Tuesday, July 5, 2016

Forks Over Knives, Feet Over Pedals

A crisp, bright morning; so fresh and bright that you can’t help but take a big breath in, outstretch your arms and greet the morning with a gusto that you don’t normally have when the alarm goes off at 6am on a weekday.  

This is why I live for the weekends.  This is why I ride.

This past weekend I chose to live for the weekend in Hudson Valley NY for a 56 mile destination ride.  The Farm to Fork Fondo.  A beautiful marriage of my appreciation for food from the ground and the blissful challenge of conquering miles and miles of rolling hills and beautiful scenery on two wheels.

The Farm to Fork Fondo is held in a handful of locations in New England.  It’s an organized ride where all the rest stops are at local farms who hand prepare special treats for you to enjoy using their crops’ ingredients.  This one was held at a Pennings Farm and cidery in Warwick, NY.

The scenery was breath taking.  Parts reminded me of Arkansas and the early morning 30 mile rides I used to take by myself every Saturday where I’d get out of town, come home exhausted and then shuffle up to the farmers market with my roommate for some fresh finds.  Only this ride combined the two into one. Brilliant! 

At the start, off we went in a pack of 500, boosted along by the prospect of sticking with the pack and using the energy and draft of the group to get over those first jutting and challenging hills.  But after a while somehow the pack always spreads out and often times you find yourself completely isolated on the quiet farm land roads.  

The first 15 miles were a quick 15.6 mph pace.  I realized right away I didn't lube my bike fully (rookie mistake).  That would hurt me and my pace in the long run.   The first stop was a small shaded farm on a hillside down a quiet dirt road.  They were boisterous and excited, handing out apple and strawberry turnovers, claiming they were “so fresh they could talk back to you”.   

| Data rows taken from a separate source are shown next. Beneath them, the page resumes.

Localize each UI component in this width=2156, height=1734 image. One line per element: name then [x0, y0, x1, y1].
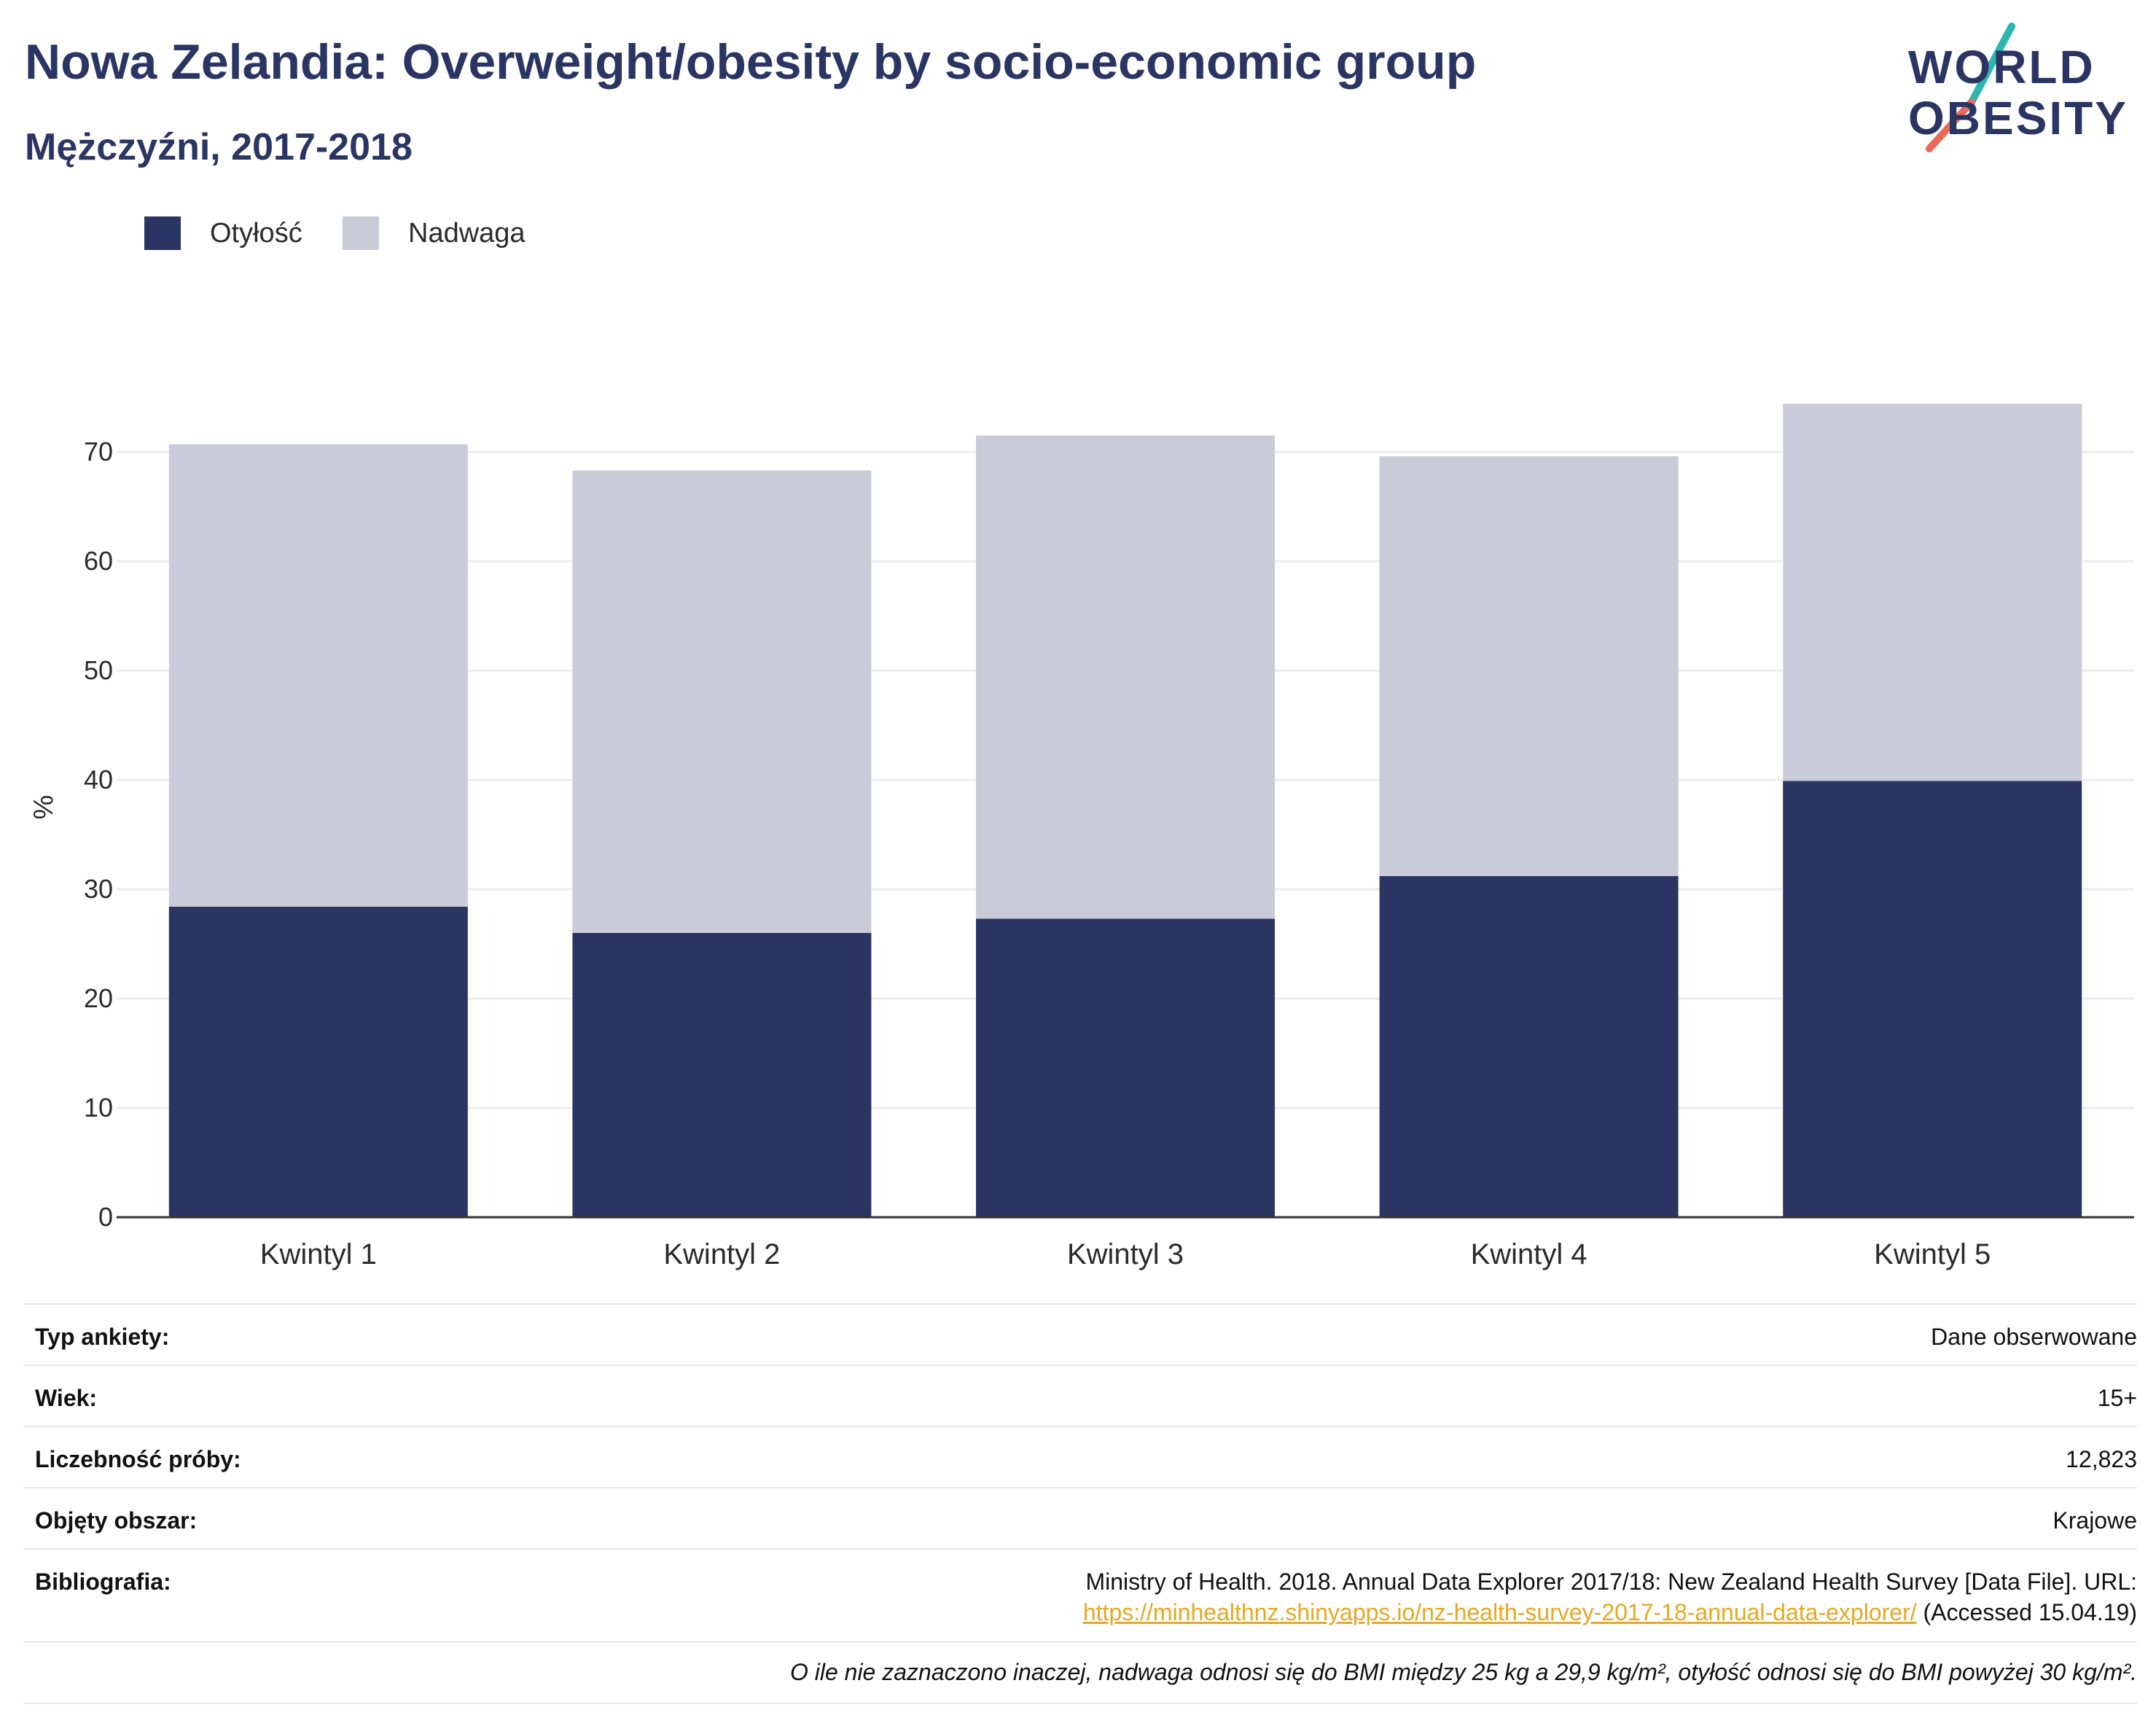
x-tick-label: Kwintyl 2	[663, 1238, 780, 1270]
y-axis-label: %	[28, 795, 59, 820]
meta-key: Wiek:	[35, 1385, 98, 1411]
logo-slash-bottom	[1926, 98, 1975, 152]
chart-subtitle: Mężczyźni, 2017-2018	[25, 126, 413, 168]
x-tick-label: Kwintyl 3	[1067, 1238, 1184, 1270]
bar-otylosc	[1379, 876, 1679, 1217]
y-tick-label: 60	[84, 546, 113, 576]
bibliography-link[interactable]: https://minhealthnz.shinyapps.io/nz-heal…	[1082, 1599, 1917, 1625]
bar-nadwaga	[1379, 456, 1679, 876]
logo-text-line2: OBESITY	[1908, 92, 2128, 144]
y-tick-label: 40	[84, 765, 113, 794]
legend-label-otylosc: Otyłość	[210, 217, 302, 249]
meta-value: Krajowe	[2053, 1507, 2137, 1534]
legend-swatch-otylosc	[144, 216, 181, 250]
bibliography-line1: Ministry of Health. 2018. Annual Data Ex…	[1085, 1569, 2137, 1595]
bar-otylosc	[1783, 781, 2082, 1217]
meta-row-area-covered: Objęty obszar: Krajowe	[23, 1487, 2137, 1548]
x-tick-label: Kwintyl 5	[1874, 1238, 1991, 1270]
meta-row-bibliography: Bibliografia: Ministry of Health. 2018. …	[23, 1548, 2137, 1641]
legend-swatch-nadwaga	[343, 216, 379, 250]
stacked-bar-chart: 0 10 20 30 40 50 60 70% Kwintyl 1 Kwintyl 2 Kwinty…	[28, 404, 2134, 1270]
meta-key: Liczebność próby:	[35, 1446, 241, 1472]
meta-value: 12,823	[2066, 1446, 2137, 1472]
bar-nadwaga	[572, 470, 872, 933]
logo-text-line1: WORLD	[1908, 41, 2096, 93]
bibliography-line2: https://minhealthnz.shinyapps.io/nz-heal…	[1083, 1599, 2137, 1626]
meta-row-age: Wiek: 15+	[23, 1364, 2137, 1426]
legend-label-nadwaga: Nadwaga	[408, 217, 526, 249]
metadata-table: Typ ankiety: Dane obserwowane Wiek: 15+ …	[23, 1303, 2137, 1704]
legend-item-nadwaga[interactable]: Nadwaga	[343, 216, 526, 250]
chart-title: Nowa Zelandia: Overweight/obesity by soc…	[25, 34, 1477, 90]
y-tick-label: 70	[84, 437, 113, 466]
definition-footnote: O ile nie zaznaczono inaczej, nadwaga od…	[789, 1659, 2137, 1685]
bar-otylosc	[168, 907, 468, 1217]
bar-otylosc	[572, 933, 872, 1217]
legend-item-otylosc[interactable]: Otyłość	[144, 216, 302, 250]
logo-slash-top	[1968, 23, 2015, 106]
x-tick-label: Kwintyl 1	[260, 1238, 377, 1270]
meta-key: Objęty obszar:	[35, 1507, 198, 1534]
bar-nadwaga	[976, 435, 1275, 919]
world-obesity-logo: WORLD OBESITY	[1895, 22, 2143, 160]
meta-key: Typ ankiety:	[35, 1324, 170, 1350]
meta-value: Dane obserwowane	[1931, 1324, 2137, 1350]
bar-nadwaga	[168, 444, 468, 907]
bibliography-accessed: (Accessed 15.04.19)	[1916, 1599, 2138, 1625]
meta-key: Bibliografia:	[35, 1569, 171, 1595]
meta-row-footnote: O ile nie zaznaczono inaczej, nadwaga od…	[23, 1641, 2137, 1704]
logo-slash-icon	[1926, 23, 2015, 152]
y-tick-label: 10	[84, 1093, 113, 1122]
y-tick-label: 20	[84, 983, 113, 1013]
bar-nadwaga	[1783, 404, 2082, 781]
meta-row-sample-size: Liczebność próby: 12,823	[23, 1426, 2137, 1487]
meta-value: 15+	[2097, 1385, 2137, 1411]
y-tick-label: 0	[98, 1202, 113, 1232]
meta-row-survey-type: Typ ankiety: Dane obserwowane	[23, 1303, 2137, 1364]
bar-otylosc	[976, 918, 1275, 1217]
y-tick-label: 30	[84, 874, 113, 904]
y-tick-label: 50	[84, 655, 113, 685]
x-tick-label: Kwintyl 4	[1471, 1238, 1587, 1270]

 On down the road another 15 miles, pace dropping a bit, we stopped at an apple farm.  They served straight up apples and peanut butter, apple cakes and crumbles.  I am told they were delicious but I couldn’t stomach the desserty stuff, I stuck to the fresh apples & PB.  Amazing!

Just a quick 5 miles later we stopped at a creamery. So glad they weren't serving milk and ice cream on a hot day.  They were serving pizza and crackers with a fresh block of cheese that looked like a butternut squash.  

Another 8-10 miles, one big climb up Mt. Eve and arrived at a winery.  They had mini quiches and samples of local alcoholic cider.  The best part was a little girl handing out rags that were soaked in ice water..ahhhh..

The last and final stop was a local market and garden center serving apple cider doughnuts and strawberry rhubarb pie.   James enjoyed it J

The last and final stop was about 7-8 miles from the end (SO NOT THE 5 MILES they advertised when we were leaving the rest stop)  I was exhausted, bonking, ready to be done, getting hangry.   Once I crossed the line I immediately was happy again.  I got my cowbell medal and slowly carried my bike up the hill and headed straight for celebratory fresh cider and a plate full of goodies. 

The long drive home had me nodding off and on.  A long day in the sun and a nice glass of cider will do that to you.   But I will finish by saying this:  I do have a renewed appreciation for the simple yet challenging life of farmers.  We don’t often think of where our food comes from, but when you put smiling faces to it and taste the creations they produce (especially when they are well earned creations) it’s really hard to venture too far from the local produce aisle..though I still do J.    
Till we meet again – story time is over.